A few years ago, as an in-house HR business partner, I was conducting an exit interview with a line technician (Let’s call him Simon). I’ve known Simon for about a year or so, and we’ve had lunch on several occasions.

In that interview, Simon was very truthful and straightforward in his answers and I was somewhat brought back to reality on the importance of a good manager and a warm friendly environment.

Simon brings home about a thousand dollars every month. Considering that he’s had a new born baby, I know that he’s been putting in extra overtime hours whenever possible. He is a smart and diligent individual and was given extra responsibilities in his area of work.

However, I knew that he wasn’t getting along well with his department head (Let’s call him John). Not that he’s having any direct confrontation with John or anything. It’s just the environment that was created by John. He practically micromanages every single detail.

John is not an easy going person as well.
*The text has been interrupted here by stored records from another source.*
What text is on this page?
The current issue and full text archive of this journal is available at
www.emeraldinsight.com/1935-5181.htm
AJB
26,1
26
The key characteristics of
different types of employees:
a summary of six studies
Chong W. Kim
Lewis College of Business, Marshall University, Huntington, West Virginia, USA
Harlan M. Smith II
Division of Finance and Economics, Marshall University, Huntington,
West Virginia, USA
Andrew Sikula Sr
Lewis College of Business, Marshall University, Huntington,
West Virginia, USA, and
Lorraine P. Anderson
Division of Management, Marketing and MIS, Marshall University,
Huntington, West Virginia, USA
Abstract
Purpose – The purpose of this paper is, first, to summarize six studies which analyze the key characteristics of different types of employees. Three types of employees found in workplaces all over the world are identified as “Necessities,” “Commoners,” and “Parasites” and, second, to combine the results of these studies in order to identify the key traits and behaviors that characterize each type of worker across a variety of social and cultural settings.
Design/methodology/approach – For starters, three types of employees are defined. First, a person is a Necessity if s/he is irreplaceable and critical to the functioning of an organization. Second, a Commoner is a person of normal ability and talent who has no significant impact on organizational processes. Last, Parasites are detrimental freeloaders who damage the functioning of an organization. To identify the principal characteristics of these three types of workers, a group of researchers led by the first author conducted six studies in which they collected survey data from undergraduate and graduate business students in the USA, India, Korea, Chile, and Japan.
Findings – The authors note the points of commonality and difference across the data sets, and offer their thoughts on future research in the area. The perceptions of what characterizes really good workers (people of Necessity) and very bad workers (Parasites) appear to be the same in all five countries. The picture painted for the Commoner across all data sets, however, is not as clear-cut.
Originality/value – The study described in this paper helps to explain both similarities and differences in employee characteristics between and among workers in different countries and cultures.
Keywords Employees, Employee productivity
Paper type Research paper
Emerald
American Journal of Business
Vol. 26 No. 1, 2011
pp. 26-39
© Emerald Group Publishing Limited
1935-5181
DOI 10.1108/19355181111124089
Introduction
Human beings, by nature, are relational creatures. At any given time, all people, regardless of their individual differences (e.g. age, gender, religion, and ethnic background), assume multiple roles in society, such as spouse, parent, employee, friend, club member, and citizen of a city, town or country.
At times, talking to him can be rather intimidating. Simon doesn’t report to him directly. In fact, there are two other persons in between Simon and John. An engineer that Simon reports to, and a manager that the engineer reports to.

In the exit interview, Simon shared with me his plans. The company that he’s going to is much smaller in size and the salary’s about 20% lower. The overtime may be good, but it’s due to the fact that they’re running a sweatshop. On the whole, Simon will be putting more hours for pretty much the same pay.

How does all this equate to a better opportunity? I am not convinced by the fact that he’s taking a pay cut to join a smaller company and he’s feeling good about it.

He refers to his career move to being released from prison, saying that “a dollar earned there” is the same as “a dollar earned here. I put in the hours and I get my pay at the end of the month. The difference? I don’t have to put up with all this!”

I was sad to see him go. The last I checked, he’s still at that smaller company. He’s a much happier person now. He’s gotten his promotion and had been rewarded with a slightly better package.

I guess we all know that the environment is important, and most people quit on their managers and such. But it will be a while more before we can put all this knowledge into practice. There is no silver bullet to creating a superb working environment, but what I do know is – “A happy employee is a productive employee”.